Okumoto informou que a pasta está tomando as providências para equipar o Hospital de Campanha de Ceilândia, que teve as obras finalizadas na última sexta-feira. “Todos os equipamentos serão oriundos do Hospital de Campanha do Mané Garrincha. O investimento foi de R$ 10,4 milhões, e o hospital terá 60 leitos”, garantiu. A unidade, localizada na QNN 27, deve começar a funcionar nos próximos 20 dias.
Oito meses de crise
Especialistas ouvidos pelo Correio observam que, por enquanto, apenas o índice de infecção tem variado, não o de mortes. “Isso pode ser justificado por dois fatores: o primeiro é o acesso maior ao diagnóstico. O segundo é que o DF tem uma população mais jovem se expondo em bares, em atividades de lazer, voltando a se comportar como antes. É bem provável que essa população jovem, que estava restrita, hoje, esteja se expondo ao vírus, que continua circulando. E a população jovem tem uma taxa de letalidade baixa”, explica o infectologista Hemerson Luz. No DF,
A preocupação principal, segundo o médico, é de que haja superlotação do sistema de saúde, caso não a população não seja responsável. “O risco maior é aumentar a taxa de ocupação das UITs e, com isso, teremos aumentos na taxa de letalidade, por falta de leitos. É um risco que a gente está correndo. É difícil dizer se estamos na segunda onda ou se virá, não há uma definição clara. Quando há uma doença transmissível, é necessário que alguma autoridade sanitária declare que ela está controlada. Isso não ocorreu. Tivemos um gráfico descendente, mas ainda com impacto na saúde”, ressalta.
Desde que o governo flexibilizou as medidas de isolamento, tem sido comum aglomerações em pontos da cidade, como na orla do Lago Paranoá, parques e estabelecimentos comerciais. A queda na taxa de transmissão levou mais pessoas a saírem às ruas. A professora e historiadora Eliete Barbosa de Brito Silva, 51, acredita que esse comportamento é perigoso.

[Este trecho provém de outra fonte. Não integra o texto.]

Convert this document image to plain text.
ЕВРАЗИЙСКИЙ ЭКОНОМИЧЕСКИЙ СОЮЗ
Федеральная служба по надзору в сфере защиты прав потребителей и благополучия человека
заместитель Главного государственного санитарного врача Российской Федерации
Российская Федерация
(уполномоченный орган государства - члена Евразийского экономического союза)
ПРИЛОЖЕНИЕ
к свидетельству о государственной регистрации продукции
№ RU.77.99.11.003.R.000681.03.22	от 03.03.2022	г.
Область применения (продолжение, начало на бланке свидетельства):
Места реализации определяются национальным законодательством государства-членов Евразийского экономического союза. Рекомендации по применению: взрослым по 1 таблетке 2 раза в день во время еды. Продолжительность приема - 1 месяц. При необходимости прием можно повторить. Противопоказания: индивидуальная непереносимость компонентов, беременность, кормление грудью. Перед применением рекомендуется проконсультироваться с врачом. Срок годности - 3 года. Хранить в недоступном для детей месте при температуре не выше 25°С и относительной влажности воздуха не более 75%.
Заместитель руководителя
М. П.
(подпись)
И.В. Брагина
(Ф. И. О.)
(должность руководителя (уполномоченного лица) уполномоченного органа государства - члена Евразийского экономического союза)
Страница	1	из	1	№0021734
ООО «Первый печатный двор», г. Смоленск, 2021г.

“Eu me encontro bastante preocupada, não só comigo, mas com a população. A nossa tendência, quando algo se delonga, é naturalizarmos esse fato. Em função desse prolongamento, dessa condição de exceção à qual estamos vivendo, as pessoas tendem a naturalizar a pandemia e, consequentemente, deixar de lado as prevenções. Começam a pensar: é só um pouquinho. Ninguém pensa que naquela pracinha pode ter alguém infectado sem sintomas. São preocupações que passam despercebidas, que podem parecer neuróticas para quem já naturalizou a situação, mas são indispensáveis para que a gente permaneça saudável”, defende Eliete.